Few would argue that Martin Scorsese is a master of storytelling; but many are no doubt scratching their heads at his latest enterprise, a 3-D retelling of Brian Selznick’s book for children, "The Invention of Hugo Cabret" called simply Hugo. Scorsese has never embraced 3-D - he’s one of Hollywood’s last film purists - and he certainly has rarely aimed his movies at youngsters or families.
But this is not the departure it seems to be. "Hugo" is a children’s tale, and a family film, for sure; but it’s primarily a love letter to Scorsese’s true passion: films. And his use of new technologies to tell this tale fits with the movie’s larger discourse, expressed so poignantly, and with such artistry, as to drive home the power of mythology pursuant to the human condition irrespective of medium. In short, "Hugo" is a richly conceived, lovingly-crafted, heartfelt holiday movie that will enchant both its target audiences: movie-lovers and movie aficionados.
The central character is a young orphaned boy (Asa Butterfield) who lives in the walls of a Parisian train station in the 1930s. Bereft of the caretaking of a drunken uncle (Ray Winstone), Hugo is forced to tend the station’s numerous clocks on his own in order that the resident gendarme, a socially unrefined yet cantankerous limper (Sacha Baron Cohen), never discovers his illicit existence and sends him to an orphanage. Aside from watching the comings and goings of the stations passengers, Hugo strives to continue the work that his deceased father (Jude Law) left incomplete: the restoration of an automaton whose purpose remains a mystery. The need for machined parts leads him to steal from a toy shop proprietor (Ben Kingsley). And that doesn’t sit well with the old man. He confiscates Hugo’s prized possession - his father’s notebook - and Hugo is forced into an uneasy alliance with the toymaker’s granddaughter Isabelle (Chloë Grace Moretz), who seeks adventure and sees in Hugo’s predicament a chance to live out her cloak-and-dagger fantasies. Instead, the two youngsters find themselves caught in the evolving chronicle of the older man’s life as well as the history of filmmaking.
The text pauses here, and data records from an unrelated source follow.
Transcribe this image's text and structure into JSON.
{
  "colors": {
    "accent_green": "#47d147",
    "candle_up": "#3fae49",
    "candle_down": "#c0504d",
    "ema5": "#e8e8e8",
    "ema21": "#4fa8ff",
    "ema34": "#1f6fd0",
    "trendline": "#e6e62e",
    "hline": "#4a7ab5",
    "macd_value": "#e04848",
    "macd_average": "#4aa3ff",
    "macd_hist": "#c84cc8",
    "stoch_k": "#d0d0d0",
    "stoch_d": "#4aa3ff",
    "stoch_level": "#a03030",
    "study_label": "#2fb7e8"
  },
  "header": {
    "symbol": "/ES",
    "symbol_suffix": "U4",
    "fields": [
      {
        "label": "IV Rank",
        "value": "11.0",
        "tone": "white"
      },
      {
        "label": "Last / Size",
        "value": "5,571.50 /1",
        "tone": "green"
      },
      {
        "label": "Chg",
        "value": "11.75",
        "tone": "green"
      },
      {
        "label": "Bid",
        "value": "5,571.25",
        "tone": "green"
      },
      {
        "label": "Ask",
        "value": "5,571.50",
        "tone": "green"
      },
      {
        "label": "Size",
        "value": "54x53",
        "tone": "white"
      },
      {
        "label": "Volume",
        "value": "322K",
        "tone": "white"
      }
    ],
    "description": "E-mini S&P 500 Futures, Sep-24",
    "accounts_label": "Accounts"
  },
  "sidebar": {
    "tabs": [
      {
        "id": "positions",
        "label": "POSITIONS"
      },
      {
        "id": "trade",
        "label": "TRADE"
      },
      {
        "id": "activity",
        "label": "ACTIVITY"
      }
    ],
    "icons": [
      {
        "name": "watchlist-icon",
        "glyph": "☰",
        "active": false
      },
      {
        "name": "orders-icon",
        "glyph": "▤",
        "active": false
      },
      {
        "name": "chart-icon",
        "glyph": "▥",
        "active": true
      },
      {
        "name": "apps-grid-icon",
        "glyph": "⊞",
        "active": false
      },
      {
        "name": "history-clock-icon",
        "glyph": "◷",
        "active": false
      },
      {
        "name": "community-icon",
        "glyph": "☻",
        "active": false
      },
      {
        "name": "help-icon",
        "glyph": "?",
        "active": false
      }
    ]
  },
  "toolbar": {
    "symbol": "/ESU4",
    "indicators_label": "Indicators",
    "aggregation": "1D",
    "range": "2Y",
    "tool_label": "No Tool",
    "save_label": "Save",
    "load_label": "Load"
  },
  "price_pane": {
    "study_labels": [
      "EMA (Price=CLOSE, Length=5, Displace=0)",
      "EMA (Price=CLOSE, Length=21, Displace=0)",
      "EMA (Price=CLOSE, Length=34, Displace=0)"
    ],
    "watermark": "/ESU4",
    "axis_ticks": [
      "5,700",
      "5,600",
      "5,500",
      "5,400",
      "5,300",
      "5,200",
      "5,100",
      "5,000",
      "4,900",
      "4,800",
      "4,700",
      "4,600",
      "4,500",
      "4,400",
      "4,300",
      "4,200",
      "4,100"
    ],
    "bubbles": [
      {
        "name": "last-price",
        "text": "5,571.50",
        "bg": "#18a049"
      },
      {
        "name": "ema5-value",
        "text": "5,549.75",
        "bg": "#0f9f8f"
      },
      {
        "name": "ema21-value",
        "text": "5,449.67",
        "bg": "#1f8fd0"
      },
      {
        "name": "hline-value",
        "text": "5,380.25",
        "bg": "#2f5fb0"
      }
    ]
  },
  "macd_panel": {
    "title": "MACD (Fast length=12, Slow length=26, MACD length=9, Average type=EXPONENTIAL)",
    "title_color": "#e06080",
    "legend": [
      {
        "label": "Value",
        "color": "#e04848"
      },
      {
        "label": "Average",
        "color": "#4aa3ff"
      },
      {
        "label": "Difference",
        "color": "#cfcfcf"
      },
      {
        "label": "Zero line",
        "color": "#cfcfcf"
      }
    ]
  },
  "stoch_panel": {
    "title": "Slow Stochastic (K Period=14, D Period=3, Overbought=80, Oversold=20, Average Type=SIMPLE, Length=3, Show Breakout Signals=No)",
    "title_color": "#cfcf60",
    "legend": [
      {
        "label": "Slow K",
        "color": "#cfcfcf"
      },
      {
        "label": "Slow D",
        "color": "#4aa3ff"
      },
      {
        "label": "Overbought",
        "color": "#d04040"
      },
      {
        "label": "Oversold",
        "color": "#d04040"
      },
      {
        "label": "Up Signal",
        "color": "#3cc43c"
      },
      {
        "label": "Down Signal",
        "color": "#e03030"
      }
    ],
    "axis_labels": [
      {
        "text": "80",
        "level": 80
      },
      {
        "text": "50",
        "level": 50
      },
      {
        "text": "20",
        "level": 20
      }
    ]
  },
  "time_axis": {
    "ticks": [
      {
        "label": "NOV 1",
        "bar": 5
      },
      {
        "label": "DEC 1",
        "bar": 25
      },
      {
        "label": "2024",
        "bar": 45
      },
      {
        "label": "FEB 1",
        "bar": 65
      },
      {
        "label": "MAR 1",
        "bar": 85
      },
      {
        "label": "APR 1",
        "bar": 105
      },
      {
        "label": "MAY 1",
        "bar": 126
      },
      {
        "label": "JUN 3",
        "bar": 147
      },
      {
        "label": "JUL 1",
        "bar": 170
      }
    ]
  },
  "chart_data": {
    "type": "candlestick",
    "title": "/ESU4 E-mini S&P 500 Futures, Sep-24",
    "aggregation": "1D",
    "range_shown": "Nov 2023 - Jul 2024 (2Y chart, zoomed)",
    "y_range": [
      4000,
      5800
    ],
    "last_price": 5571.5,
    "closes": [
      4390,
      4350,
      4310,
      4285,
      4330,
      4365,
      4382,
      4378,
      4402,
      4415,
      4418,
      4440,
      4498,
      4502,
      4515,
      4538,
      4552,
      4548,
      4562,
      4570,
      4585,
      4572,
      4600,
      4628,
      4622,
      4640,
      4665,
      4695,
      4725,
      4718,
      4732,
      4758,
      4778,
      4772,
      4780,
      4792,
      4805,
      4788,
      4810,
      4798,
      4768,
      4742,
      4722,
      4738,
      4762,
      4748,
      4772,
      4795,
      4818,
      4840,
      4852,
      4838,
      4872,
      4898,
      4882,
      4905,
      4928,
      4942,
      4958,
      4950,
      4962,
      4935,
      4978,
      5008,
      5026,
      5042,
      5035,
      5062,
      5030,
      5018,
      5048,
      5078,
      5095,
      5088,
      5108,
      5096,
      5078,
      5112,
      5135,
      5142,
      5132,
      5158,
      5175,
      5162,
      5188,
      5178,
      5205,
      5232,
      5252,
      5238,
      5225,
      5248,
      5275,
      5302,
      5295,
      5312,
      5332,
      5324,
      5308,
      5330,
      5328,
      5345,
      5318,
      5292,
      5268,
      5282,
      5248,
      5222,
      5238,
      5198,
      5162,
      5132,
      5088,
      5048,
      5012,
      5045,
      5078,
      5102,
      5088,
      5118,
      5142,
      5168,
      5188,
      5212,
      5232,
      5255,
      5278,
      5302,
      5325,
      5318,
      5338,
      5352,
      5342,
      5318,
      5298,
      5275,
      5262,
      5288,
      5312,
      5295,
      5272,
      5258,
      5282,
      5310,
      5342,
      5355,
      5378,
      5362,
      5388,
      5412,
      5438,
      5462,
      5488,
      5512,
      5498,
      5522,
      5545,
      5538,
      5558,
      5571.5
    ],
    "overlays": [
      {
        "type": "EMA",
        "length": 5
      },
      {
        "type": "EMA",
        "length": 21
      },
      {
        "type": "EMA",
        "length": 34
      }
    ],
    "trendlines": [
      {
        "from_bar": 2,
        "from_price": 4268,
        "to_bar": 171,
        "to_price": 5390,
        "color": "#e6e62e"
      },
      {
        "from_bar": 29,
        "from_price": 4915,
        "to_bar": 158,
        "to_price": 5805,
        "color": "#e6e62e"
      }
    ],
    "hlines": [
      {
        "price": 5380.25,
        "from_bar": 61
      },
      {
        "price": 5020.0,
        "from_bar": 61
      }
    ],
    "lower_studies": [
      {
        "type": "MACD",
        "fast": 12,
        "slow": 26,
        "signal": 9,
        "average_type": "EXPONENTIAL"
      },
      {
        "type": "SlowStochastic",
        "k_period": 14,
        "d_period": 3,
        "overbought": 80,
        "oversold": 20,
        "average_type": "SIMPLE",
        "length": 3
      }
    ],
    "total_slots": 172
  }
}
Thematically and visually, "Hugo" is both complex and rich, not unlike a luxuriant bottle of wine. Scorsese uncorks the story slowly, allowing the tapestry of characters, subtexts and visual composition to come deliberately to life. This may tax those without patience such as smaller children; but the payoff lies in the emotional entanglement of both the machinery and the story, just as the plot’s mysteries are unlocked via an inorganic key in the shape of a heart. That includes his utilization of 3-D technology, which is both artfully and effectively leveraged for more than gimmickry - particularly when it comes to artful touches such as smoke and particles of dust, which while expensive and arguably superfluous nonetheless imbue the picture with visual depth. You’ll need to let this bottle rest, then enjoy it slowly; at nearly two-and-a-half hours, a relinquishing of your Hollywood sensibilities to Scorsese’s capable direction is both required and rewarded.
Those unfamiliar with central character Georges Méliès will appreciate the film’s exposition of this historical figure, who played such a prominent role in the evolution of special effects in motion pictures. Film history buffs, meanwhile, will acknowledge this homage in lock step with Scorsese’s implied affirmation of technology’s perpetual evolvement within cinematic art; hence the artful synthesis of traditional filmmaking with digital invention on display here. As such, to not see this film in 3-D would be akin to drinking that wine in a kitchen tumbler; I’m rarely a fan of this fad, but "Hugo" will not resonate correctly apart from its technical machinations.
Ultimately, Méliès’ story is a tragedy fraught with piracy, financial destruction and simple bad timing. But his pioneering spirit laid a path directly to auteurs like Scorsese; and in "Hugo," his contributions are not only laid bare (witness the inclusion of his 1902 "A Trip to the Moon," among others) but celebrated as great moments in cinema virtuosity. As such, "Hugo" speaks, via characters both large and small, to the resilience of the human spirit and the worth of redemption and joy as seen through the eyes of an orphaned child. Go see it.